As he sat peacefully the room came into his consciousness. The air held a heavy dreamy scent of cloves, trapped between the narrow walls. There were two beds, barely a metre apart, a washstand with a pitcher of water, and a curtained-off space for hanging clothes. Two flight bags stood on the floor, two pairs of briefs and nylon tights hung to dry over the curtain rail. A magazine was unfolded at the head of the bed where the body lay, and an ashtray with the stubs of some unfiltered cigarettes was posed next to the water jug.

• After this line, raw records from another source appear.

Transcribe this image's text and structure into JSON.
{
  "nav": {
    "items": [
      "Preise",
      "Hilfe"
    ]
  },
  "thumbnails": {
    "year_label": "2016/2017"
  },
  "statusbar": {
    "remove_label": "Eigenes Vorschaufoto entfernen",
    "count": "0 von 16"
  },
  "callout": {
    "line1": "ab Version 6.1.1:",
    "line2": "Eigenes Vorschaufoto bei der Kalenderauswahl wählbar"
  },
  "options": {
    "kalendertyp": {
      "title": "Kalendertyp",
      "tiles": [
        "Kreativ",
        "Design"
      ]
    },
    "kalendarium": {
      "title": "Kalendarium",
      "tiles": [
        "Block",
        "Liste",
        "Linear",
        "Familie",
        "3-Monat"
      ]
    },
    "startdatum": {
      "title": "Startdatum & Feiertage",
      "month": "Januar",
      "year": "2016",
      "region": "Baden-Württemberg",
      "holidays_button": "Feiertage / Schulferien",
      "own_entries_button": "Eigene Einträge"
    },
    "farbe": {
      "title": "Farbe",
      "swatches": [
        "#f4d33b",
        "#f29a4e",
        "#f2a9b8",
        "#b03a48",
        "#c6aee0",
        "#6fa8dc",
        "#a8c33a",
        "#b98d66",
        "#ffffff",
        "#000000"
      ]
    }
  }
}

Zagranichny — Kirov supposed that Zagranichny was the killer — had not been an angry man. The furniture and effects were undisturbed; the bed itself bore few signs of a struggle; from this angle even the body appeared unmarked save for the bloody palm prints, and they seemed to have been deliberately planted as if in fulfilment of some obscure rite.
Kirov rose from the bed. He began a methodical search of the room. The cigarettes showed no trace of lipstick, but the stubs were speckled with faint grease spots. He picked one of them up and his nose caught a strong whiff of clove oil that had impregnated the tobacco. He turned to the flight bags and found a change of clothing, photographs, make-up and indications of the owners’ identities: Nadezhda Aleksandrovna Mazurova; Vera Sergeievna Kuznova. Kirov went through every detail of the bags and clothing, cut the linings and inserted his fingers to search out coins and hairpins, examined the photographs and tried to identify the people and the backgrounds. And all the while the body said, Search me too!
He turned at last from the bags and clothing and looked at the bed. His eyes led him slowly from the bedclothes to the object lying on them. She was pale and beautiful and the pity of her welled up in him with a force that shocked him as if he himself had been left naked, and he couldn’t look any more — couldn’t look because he was appalled, perhaps as Viktor had been appalled. He rejected the sight and buried his face in his hands. When he drew them away the palms were wet.
Abruptly and coldly he returned to the corpse and flipped the head over so that he could see the face. He recognised it, but it was not that of Nadia Mazurova. Instead it was of a woman he had seen once before, in a vacant snow-covered lot near the women’s hostel at Lyublino when she had fled from him. Bakradze had said that her name was Vera, and so it was. She resembled Nadia Mazurova only in the way of women of the same age and style. And for all that, the sense of grief and pity did not leave him.